IWC davinci perpetual calendar with split seconds












A turning-point for the industry, this is the watch that put IWC right up there with the “big three”: Audemars Piguet, JLC and Patek Philippe.
When complicated watchmaking was arguably at its lowest point in the last century, IWC’s legendary Kurt Klaus entered into the fray. A five-decades long veteran at IWC and a student under Pellaton, Klaus designed this piece on a drawing board with only a calculator for assistance. Based on a Valjoux 7750, the in-house manufacture movement would be the first production-run perpetual calendar moonphase with every indication co-ordinated through the crown – advance the day indication and everything else follows suit. This was hitherto unheard-of and, as if this were not enough, IWC requested that the instrument should feature a chronograph. To cap it all, the chronograph in this particular piece features the rattrapante (split-seconds) complication.

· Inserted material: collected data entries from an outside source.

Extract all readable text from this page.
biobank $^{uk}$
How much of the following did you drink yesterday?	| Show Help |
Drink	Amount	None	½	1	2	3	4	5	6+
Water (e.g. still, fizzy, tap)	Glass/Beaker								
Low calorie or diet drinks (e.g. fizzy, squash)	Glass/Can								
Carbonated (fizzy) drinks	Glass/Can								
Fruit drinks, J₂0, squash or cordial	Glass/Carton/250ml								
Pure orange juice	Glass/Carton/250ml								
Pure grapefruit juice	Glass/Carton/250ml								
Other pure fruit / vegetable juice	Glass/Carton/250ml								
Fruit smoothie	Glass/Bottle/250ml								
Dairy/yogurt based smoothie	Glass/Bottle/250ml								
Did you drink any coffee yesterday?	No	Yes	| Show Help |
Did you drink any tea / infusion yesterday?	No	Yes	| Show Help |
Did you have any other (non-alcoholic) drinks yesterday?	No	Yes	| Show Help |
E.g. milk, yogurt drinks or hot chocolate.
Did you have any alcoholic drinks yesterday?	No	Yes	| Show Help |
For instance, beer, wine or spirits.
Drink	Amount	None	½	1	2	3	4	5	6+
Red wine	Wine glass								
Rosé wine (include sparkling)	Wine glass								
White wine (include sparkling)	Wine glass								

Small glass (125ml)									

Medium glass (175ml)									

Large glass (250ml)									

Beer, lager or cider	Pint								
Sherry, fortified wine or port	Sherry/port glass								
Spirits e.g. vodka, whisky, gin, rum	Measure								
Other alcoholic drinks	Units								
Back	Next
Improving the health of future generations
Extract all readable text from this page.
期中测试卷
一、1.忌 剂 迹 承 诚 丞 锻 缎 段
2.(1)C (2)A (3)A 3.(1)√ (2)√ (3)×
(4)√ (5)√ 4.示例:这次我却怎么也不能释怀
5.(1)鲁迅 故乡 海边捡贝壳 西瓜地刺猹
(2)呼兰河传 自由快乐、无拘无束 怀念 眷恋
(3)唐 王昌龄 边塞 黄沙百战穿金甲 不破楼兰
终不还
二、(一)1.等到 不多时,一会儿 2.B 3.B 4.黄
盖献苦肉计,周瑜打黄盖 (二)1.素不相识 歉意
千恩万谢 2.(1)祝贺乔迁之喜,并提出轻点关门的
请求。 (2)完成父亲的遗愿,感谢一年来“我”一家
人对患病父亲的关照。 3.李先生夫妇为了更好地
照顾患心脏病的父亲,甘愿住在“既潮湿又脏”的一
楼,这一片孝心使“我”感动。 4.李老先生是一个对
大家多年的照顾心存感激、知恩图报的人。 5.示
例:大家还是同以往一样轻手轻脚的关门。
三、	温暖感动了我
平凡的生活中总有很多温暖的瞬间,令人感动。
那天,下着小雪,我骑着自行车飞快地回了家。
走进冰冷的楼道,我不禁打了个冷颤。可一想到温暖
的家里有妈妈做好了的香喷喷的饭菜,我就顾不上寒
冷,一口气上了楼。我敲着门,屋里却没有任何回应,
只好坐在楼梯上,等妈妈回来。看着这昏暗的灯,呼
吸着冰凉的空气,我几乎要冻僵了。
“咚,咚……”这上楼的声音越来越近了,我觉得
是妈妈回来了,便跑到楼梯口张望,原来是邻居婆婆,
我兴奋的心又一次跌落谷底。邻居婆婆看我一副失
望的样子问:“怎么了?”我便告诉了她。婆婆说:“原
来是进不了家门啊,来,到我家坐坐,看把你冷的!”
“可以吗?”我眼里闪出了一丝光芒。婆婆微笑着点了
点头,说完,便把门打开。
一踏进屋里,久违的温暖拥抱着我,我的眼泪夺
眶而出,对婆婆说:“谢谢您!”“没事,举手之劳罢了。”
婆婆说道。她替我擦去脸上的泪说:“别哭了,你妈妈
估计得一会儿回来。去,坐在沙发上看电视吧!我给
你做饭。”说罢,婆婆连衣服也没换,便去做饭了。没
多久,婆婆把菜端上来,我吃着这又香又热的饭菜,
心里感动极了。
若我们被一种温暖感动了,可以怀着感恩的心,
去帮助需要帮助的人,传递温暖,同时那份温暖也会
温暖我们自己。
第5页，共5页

Presented at 39mm, the case itself is inspired by the recurrent circles sketched in 1499 by Leonardo da Vinci for a harbour fort at Piombino. IWC’s head designer Hano Burtscher had become enthralled by da Vinci’s use of the circle and this is echoed in the design of the totalisers and mushroom-shaped pushers.
Accompanied by its box and a full set of papers dated to 1996, this iconic piece will need to be factory reset in January 2200, thence the inclusion of the replacement calendar mechanism in the wax-sealed phial. A duty for about ten generations’ time, at that point the calendar will be good for a further three centuries.